Taking your Cat Camping With You

If you’ve seen a dog bounding down the beach or running around a camp site, you’ll know how much fun pets can have when on holidays.

Holidaying with cats is more complicated – that’s probably why you’ve never seen a pet cat sitting by the campfire!

But if you don’t want to leave your feline friend at home, can you take them with you?

Camping with Cats

It really depends on your cat as to whether they’ll be comfortable out of the home. Indoor and timid cats are unlikely to enjoy leaving their safe space. You don’t want to stress your cat, or risk losing them in an unknown place.

If you’ve got the Bear Grylls of cats, camping might be possible. You’ll need to be prepared though. If you’re staying at a camp site, check that cats are allowed as a first step.

Your cat will need to wear a harness while camping, as even the most confident kitty will make a break for it if they get spooked – and the last place you want them disappearing is far from home, as they can get disorientated and truly lost. Dedicate time to harness-training your cat before making camping plans. While some cats have no issues wearing a harness and being led around, others hate it!

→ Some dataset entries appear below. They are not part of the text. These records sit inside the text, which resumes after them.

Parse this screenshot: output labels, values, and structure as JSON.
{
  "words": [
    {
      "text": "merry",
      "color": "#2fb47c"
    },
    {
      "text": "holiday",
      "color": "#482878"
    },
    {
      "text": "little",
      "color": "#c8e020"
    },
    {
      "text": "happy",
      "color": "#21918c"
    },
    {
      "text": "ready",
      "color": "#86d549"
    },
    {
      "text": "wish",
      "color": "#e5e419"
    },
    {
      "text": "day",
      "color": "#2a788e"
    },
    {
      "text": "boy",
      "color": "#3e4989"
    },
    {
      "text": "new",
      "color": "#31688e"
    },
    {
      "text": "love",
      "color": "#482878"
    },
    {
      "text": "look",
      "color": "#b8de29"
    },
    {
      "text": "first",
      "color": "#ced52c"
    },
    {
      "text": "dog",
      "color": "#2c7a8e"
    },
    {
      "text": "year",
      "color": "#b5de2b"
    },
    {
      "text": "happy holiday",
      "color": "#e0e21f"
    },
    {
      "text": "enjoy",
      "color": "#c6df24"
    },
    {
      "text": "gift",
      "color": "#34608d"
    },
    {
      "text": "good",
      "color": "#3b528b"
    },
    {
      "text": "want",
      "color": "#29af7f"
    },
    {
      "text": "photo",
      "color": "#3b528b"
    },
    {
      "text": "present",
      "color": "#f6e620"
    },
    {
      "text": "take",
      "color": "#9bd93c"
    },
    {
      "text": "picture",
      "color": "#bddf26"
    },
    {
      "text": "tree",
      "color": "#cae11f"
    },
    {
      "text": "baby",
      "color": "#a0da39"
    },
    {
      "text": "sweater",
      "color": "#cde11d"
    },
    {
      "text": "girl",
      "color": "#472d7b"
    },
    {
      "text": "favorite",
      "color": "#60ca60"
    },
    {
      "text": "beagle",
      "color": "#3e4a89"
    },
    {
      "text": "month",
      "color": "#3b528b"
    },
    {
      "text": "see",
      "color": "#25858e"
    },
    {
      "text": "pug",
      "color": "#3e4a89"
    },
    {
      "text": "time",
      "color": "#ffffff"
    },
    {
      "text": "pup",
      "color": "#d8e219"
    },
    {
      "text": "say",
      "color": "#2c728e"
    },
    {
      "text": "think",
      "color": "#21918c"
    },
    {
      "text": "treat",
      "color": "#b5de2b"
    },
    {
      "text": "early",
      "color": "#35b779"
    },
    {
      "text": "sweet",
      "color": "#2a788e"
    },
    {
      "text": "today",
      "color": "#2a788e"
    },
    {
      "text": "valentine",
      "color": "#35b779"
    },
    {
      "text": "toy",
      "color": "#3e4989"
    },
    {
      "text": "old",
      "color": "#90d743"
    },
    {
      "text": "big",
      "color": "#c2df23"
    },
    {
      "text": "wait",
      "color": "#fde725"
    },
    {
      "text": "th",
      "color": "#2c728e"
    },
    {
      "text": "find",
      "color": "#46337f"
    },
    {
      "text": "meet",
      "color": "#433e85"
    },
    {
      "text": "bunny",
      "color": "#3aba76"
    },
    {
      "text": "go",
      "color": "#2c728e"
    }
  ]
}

Plan ahead, checking the weather forecast (are storms predicted?) and think about your activities. What will your cat do while you go for that all-day hike? Can they come with you for short walks, or can a friend or family member look after them at the camp site?

Other Considerations

We love cats, but it’s also a fact that they aren’t great for our natural environment. Outdoor cats kill native birds and wildlife, which are likely to be abundant in camp sites or parks. This is another reason to keep your cat on a harness or lead if camping, to keep both your pet and other creatures safe.

Looking After your Cat

As well as harness training a cat, it’s important that your cat is microchipped (and your details are up to date) as your best reassurance while you’re both adventuring.

You will also need to pack their food and bowls, a litter tray if they’re used to using one, and a cat carrier for them to be transported in.

Don’t forget plastic bags to clean up after your cat, keeping the camp site clean.